Former refugee shares experience of having lived in Adolf Hitler's Germany

At Bridge of Life church in downtown Hagerstown, Lisa Kohlstadt shared memories of war

April 09, 2011|By MARIE GILBERT |

They left on a warship, refugees with a few bags that contained all they owned in the world.

They had lost their homes, some of their closest kin and were trying to redeem their shattered existence.

Lisa Kohlstadt's family lived in Adolf Hitler's Germany.

But in January 1945, with defeat imminent and the Russian army at their front door, they fled.

Kohlstadt was 9 years old, she said, when her widowed mother decided it was too dangerous to stay on their farm near Danzig, which is now part of Poland.

"Germans didn't run when American soldiers were near," she said. "But with the Russian armies, no one wanted to stay. They were known to rape and kill and burn your homes."

So the mother of five, who was also caring for her pregnant sister and her three children, made the decision to leave everything behind.

"That was war," Kohlstadt said. "We became refugees."

Today, Kohlstadt is a guardian of wartime memories that are too terrible to describe, she said, yet too important to forget.

Now in her 70s, the White Marsh, Md., resident shared her story Saturday morning at a meeting of Hagerstown Aglow, a branch of an international organization of Christian men and women.

The event was held at Bridge of Life church in downtown Hagerstown.

Kohlstadt said she grew up carefree with few needs.

But Hitler's rule changed everything.

Prayer was no longer allowed in school, the Jewish population was being dragged from their homes and people feared for their lives. Germany had been taken over by a dictator.

Kohlstadt, who is Christian, said she remembers her mother being upset with the treatment and harassment of Jewish neighbors, who were driven into the streets.

"She knew it was wrong and did what she could to help," she said. "She would make soup and take it to them — a small gesture, but one that showed she cared."

Kohlstadt said males, "no matter how old or how young," were ordered to serve in the military and that included her father.

"There were no choices," she said. "You served or else."

When the family received word that her father had been killed, "it was devastating. But my mother was a strong woman, a woman of faith. She did what she needed to do to protect us and keep us safe, with bombs flying."

"But there was darkness all around us," Kohlstadt said. "War was in our own backyard."

And, in 1945, the Russians were coming.

Kohlstadt said her mother made the decision to leave Germany and head for a nearby harbor where ships were taking refugees to other countries.
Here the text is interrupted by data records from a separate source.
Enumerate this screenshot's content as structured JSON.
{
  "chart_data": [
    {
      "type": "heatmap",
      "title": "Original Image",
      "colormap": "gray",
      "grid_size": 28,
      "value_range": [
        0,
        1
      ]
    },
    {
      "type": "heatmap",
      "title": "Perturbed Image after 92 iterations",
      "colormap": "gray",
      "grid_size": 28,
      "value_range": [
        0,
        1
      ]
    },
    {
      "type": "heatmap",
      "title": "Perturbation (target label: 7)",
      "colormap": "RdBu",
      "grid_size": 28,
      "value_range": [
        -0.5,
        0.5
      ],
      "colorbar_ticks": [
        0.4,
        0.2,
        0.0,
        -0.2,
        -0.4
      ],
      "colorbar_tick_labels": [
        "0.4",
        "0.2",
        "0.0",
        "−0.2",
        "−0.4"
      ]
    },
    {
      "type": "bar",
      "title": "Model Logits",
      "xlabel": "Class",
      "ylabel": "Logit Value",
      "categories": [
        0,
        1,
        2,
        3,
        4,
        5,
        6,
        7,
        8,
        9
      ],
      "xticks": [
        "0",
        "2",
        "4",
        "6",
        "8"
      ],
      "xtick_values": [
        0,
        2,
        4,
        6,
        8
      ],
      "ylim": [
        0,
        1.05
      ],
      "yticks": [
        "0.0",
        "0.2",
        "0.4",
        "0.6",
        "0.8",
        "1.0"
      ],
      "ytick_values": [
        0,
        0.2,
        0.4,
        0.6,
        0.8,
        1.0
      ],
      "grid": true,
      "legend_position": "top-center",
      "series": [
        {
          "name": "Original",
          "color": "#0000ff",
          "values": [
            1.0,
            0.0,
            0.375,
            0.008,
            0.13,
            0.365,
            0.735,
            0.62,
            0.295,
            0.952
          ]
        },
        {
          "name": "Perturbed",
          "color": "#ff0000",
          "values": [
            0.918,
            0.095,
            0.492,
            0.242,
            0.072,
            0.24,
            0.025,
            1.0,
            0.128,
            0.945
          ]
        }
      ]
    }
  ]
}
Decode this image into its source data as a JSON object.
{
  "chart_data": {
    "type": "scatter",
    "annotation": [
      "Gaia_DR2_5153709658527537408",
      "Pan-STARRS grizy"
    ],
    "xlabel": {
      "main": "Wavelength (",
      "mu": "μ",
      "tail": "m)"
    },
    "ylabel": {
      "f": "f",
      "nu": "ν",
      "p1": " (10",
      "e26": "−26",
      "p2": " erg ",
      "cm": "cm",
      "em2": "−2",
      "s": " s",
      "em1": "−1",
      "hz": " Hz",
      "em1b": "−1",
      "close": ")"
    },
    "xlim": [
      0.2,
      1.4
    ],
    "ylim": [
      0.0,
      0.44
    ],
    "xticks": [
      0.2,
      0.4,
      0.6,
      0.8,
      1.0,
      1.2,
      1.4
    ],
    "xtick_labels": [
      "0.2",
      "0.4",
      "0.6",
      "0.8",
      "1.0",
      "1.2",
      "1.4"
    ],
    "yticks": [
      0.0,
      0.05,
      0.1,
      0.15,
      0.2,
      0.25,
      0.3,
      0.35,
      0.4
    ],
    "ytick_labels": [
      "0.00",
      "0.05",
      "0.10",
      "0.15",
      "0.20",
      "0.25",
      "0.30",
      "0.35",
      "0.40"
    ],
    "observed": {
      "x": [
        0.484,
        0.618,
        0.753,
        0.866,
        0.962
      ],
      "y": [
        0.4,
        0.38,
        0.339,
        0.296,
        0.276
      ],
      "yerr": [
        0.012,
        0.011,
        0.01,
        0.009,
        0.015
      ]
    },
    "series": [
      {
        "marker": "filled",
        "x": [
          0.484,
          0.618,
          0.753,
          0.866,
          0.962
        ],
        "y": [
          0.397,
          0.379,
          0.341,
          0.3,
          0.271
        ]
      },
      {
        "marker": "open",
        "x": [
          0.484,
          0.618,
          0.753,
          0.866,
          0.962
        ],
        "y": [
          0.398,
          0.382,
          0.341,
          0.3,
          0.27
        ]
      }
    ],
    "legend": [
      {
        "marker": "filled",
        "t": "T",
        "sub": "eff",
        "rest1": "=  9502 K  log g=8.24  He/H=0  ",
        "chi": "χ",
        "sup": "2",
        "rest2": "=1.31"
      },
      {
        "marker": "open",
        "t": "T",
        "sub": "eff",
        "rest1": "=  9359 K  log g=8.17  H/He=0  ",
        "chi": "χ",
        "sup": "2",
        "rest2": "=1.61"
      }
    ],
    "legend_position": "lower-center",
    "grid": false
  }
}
The family left with mostly the clothes on their backs. She does, however, remember her mother sewing a few valuables, a few personal mementos into the hems of their coats — items that still are in the family today.

But when they arrived at the harbor, the ship was filled to capacity.

"Once again, my mother had a strong faith and remained confident," she said. "Her confidence blanketed all of us. And soon news came that destroyers that were supposed to guide the mother ship would take on refugees. It was a miracle."

Kohlstadt said the family landed safely in Copenhagen, Denmark, but the refugee camp was overflowing, so they were put on a train and headed to another camp.

"My sister had scarlet fever and we were quarantined there, but we were alive," she said.

When the war ended, people began making their way back to Germany, which she said was mostly rubble.

"But life began to just happen," she said.

Several years later, Kohlstadt said her sister was given the opportunity to take part in a program made available to German students to study in America for one year.

Her sister ended up later marrying the American who, as part of the Church of the Brethren Volunteer Service, knocked on her door to help guide her through the process.

They later met by chance in New York City during a sight-seeing trip and corresponded. He returned to Germany to ask for her hand in marriage.

When the couple moved to the United States, Kohlstadt said she was lonely and missed the sister she had gone through so much with. So, at her mother's encouragement, she obtained a visa, boarded a ship and sailed to America.

In the 1950s, she married a German who was her brother-in-law's best man. While she was living with her sister in the U.S., he had come to visit and the two got to know each other. After marrying, they stayed in America, she said, because there were no opportunities in Germany.

Kohlstadt said she shares her experience of Hitler, war and families torn apart as often as she can because, as the generation that lived through World War II dwindles, there are other generations that need to understand evil and the constant vigilance required to prevent its recurrence.

"War is terrible and it sometimes can be difficult for people to hear of such cruelty," she said. "But we can't remain quiet. The church cannot be quiet. We have to turn our backs on evil and sin."